Her lodgings were in English Harbor, so they took a coach over the ridge, and Alan paid the driver to carry a note to his own inn to his man Cony, telling him not to wait up, but to come fetch him at first light.
Dolly's room was in a ratty, cheap inn halfway up the hill overlooking the harbor. There was one small window, a set of sprung chairs and a small round table under it, a wardrobe which contained only a pair of dresses and a morning bedgown, two large chests, one of which she used for a table for her toilet with a tiny mirror propped up on it, and a high, narrow, curtained bed-stead and nightstand.
“I must apologize for this,” she said modestly as she lit the one foul candle on the table below the window. “When Captain Fenton was still alive, we had a set of rooms, in a better lodging house. I tried to keep them for a while, but they were simply too dear. This is all I can afford for now, though Mistress Olivett tells me I may stay in her establishment for very little.”
“That's the Mother Abbess you started working for?” Alan asked, removing his coat.
“Yes, she is,” Dolly replied, calm enough about it.
“And how long have you been working for her?”
“Only a fortnight,” Dolly sighed. “It hasn't been so bad, not until tonight, at least. I go with the others to call upon gentlemen who wish companionship. Oh, God. I suppose I shan't get my money for tonight, after all.
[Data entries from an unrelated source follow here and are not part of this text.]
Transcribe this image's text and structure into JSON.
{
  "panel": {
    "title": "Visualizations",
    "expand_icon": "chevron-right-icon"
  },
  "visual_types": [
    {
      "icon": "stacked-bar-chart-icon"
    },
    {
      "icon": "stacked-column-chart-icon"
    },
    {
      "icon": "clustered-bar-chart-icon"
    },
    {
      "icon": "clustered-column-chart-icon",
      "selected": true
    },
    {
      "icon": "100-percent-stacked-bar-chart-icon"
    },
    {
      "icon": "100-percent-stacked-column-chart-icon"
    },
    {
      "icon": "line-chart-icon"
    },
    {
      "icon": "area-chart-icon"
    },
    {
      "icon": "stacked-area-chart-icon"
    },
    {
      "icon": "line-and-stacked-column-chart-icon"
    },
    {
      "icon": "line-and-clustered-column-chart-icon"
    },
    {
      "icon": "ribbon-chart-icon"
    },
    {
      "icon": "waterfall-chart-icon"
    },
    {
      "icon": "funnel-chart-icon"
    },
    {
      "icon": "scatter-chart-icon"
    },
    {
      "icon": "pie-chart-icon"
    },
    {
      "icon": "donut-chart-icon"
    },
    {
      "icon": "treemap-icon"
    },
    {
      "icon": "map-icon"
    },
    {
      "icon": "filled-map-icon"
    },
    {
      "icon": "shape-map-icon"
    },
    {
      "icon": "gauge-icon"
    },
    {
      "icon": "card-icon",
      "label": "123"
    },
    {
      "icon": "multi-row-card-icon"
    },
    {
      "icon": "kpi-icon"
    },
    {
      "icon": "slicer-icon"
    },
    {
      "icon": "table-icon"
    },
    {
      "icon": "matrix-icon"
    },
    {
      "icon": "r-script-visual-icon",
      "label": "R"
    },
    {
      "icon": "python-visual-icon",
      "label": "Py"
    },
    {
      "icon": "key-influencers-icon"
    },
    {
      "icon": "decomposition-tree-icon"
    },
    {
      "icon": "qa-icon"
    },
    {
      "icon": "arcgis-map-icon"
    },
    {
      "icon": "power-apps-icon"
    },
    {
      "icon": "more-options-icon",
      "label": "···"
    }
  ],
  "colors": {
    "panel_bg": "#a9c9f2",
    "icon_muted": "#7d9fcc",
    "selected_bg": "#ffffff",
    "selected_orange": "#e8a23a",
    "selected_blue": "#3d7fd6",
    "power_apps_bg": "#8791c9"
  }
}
A whole crown I've lost, and I've nothing left.”
“You're getting only a crown out of the guinea we were charged for your services?” Alan gaped. “What a gyp!”
“A guinea?” she gasped. “And I thought you were japing me when you said that earlier! Oh, how cruel she is, when she knows my need!”
“I'll give you a guinea, and it's all yours, Dolly,” Alan promised her. “The night's still young.” He pulled out his watch and took a peek at the face—barely gone nine. “Let's get into bed.”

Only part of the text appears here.